Consider the following interaction with the REPL. First we define a class with a factorial method:
scala> class C {
def fact(n: Int, result: Int): Int =
if(n == 0) result
else fact(n - 1, n * result)
}
defined class C
scala> (new C).fact(5, 1)
res11: Int = 120
Now let's override it in a subclass to double the superclass's answer:
scala> class C2 extends C {
override def fact(n: Int, result: Int): Int = 2 * super.fact(n, result)
}
defined class C2
scala> (new C).fact(5, 1)
res12: Int = 120
scala> (new C2).fact(5, 1)
What result do you expect for this last call? You might be expecting 240. But no:
scala> (new C2).fact(5, 1)
res13: Int = 7680
That's because when the superclass's method makes a recursive call, the recursive call goes through the subclass.
If overriding worked such that 240 was the right answer, then it would be safe for tail-call optimization to be performed in the superclass here. But that isn't how Scala (or Java) works.
Unless a method is marked final, it might not be calling itself when it makes a recursive call.
And that's why @tailrec doesn't work unless a method is final (or private).
UPDATE: I recommend reading the other two answers (John's and Rex's) as well.
Recursive calls might be to a subclass instead of to a superclass; final
will prevent that. But why might you want that behavior? The Fibonacci series doesn't provide any clues. But this does:
class Pretty {
def recursivePrinter(a: Any): String = { a match {
case xs: List[_] => xs.map(recursivePrinter).mkString("L[",",","]")
case xs: Array[_] => xs.map(recursivePrinter).mkString("A[",",","]")
case _ => a.toString
}}
}
class Prettier extends Pretty {
override def recursivePrinter(a: Any): String = { a match {
case s: Set[_] => s.map(recursivePrinter).mkString("{",",","}")
case _ => super.recursivePrinter(a)
}}
}
scala> (new Prettier).recursivePrinter(Set(Set(0,1),1))
res8: String = {{0,1},1}
If the Pretty call was tail-recursive, we'd print out {Set(0, 1),1}
instead since the extension wouldn't apply.
Since this sort of recursion is plausibly useful, and would be destroyed if tail calls on non-final methods were allowed, the compiler inserts a real call instead.
Let foo::fact(n, res)
denote your routine.
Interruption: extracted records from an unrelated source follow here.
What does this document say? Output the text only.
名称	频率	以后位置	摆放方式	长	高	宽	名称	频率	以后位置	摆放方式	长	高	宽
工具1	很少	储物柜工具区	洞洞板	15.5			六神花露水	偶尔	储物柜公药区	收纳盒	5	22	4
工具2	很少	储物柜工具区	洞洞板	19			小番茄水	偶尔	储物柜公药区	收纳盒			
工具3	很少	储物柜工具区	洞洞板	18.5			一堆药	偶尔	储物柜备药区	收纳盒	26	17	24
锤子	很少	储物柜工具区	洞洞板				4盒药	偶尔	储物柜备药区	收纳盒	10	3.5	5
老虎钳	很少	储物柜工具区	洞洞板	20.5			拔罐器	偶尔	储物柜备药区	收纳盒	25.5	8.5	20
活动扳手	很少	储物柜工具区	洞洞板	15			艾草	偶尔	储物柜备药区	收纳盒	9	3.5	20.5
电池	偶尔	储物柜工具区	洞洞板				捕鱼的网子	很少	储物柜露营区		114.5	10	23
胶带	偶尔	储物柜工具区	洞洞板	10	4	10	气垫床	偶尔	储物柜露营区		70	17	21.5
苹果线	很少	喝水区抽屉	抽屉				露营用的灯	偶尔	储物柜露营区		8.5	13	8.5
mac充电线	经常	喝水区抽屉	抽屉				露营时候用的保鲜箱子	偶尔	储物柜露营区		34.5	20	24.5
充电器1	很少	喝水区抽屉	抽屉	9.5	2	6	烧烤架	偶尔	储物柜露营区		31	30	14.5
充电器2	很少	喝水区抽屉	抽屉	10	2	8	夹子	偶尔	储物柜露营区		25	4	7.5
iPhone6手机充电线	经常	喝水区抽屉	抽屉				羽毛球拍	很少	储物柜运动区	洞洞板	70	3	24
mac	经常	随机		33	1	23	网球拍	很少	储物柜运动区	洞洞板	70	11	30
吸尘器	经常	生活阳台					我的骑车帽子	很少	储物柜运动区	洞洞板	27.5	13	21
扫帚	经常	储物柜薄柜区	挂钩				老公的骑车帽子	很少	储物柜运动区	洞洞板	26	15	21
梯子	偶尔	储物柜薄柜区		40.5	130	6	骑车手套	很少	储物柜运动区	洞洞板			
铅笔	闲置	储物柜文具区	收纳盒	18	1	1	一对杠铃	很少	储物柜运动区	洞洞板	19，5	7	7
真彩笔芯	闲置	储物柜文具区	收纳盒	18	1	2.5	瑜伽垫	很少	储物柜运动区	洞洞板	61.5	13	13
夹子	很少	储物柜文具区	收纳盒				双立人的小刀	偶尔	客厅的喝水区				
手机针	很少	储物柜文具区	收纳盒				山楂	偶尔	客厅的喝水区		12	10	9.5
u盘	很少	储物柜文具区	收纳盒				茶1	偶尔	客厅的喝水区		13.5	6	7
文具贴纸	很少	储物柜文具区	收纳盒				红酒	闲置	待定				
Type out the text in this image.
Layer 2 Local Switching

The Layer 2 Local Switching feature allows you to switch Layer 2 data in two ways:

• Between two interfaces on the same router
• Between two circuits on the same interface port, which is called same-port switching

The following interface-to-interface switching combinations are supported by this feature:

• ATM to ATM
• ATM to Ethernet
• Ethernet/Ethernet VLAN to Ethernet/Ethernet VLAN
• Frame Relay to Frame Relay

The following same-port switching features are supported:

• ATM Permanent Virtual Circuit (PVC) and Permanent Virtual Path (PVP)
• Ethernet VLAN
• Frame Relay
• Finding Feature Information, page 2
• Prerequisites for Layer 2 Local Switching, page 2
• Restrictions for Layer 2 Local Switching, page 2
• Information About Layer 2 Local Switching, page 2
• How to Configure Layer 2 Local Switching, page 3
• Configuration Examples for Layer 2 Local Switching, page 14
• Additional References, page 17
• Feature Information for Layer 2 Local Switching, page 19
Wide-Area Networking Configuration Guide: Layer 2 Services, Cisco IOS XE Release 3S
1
Let baz::fact(n, res)
denote someone else's override of your routine.
The compiler is telling you that the semantics allow baz::fact()
to be a wrapper, that MAY upcall (?) foo::fact()
if it wants to. Under such a scenario, the rule is that foo::fact()
, when it recurs, must activate baz::fact()
rather than foo::fact()
, and, while foo::fact()
is tail-recursive, baz::fact()
may not be. At that point, rather than looping on the tail-recursive call, foo::fact()
must return to baz::fact()
, so it can unwind itself.
What exactly would go wrong if the compiler applied TCO in a case such as this?
Nothing would go wrong. Any language with proper tail call elimination will do this (SML, OCaml, F#, Haskell etc.). The only reason Scala does not is that the JVM does not support tail recursion and Scala's usual hack of replacing self-recursive calls in tail position with goto
does not work in this case. Scala on the CLR could do this as F# does.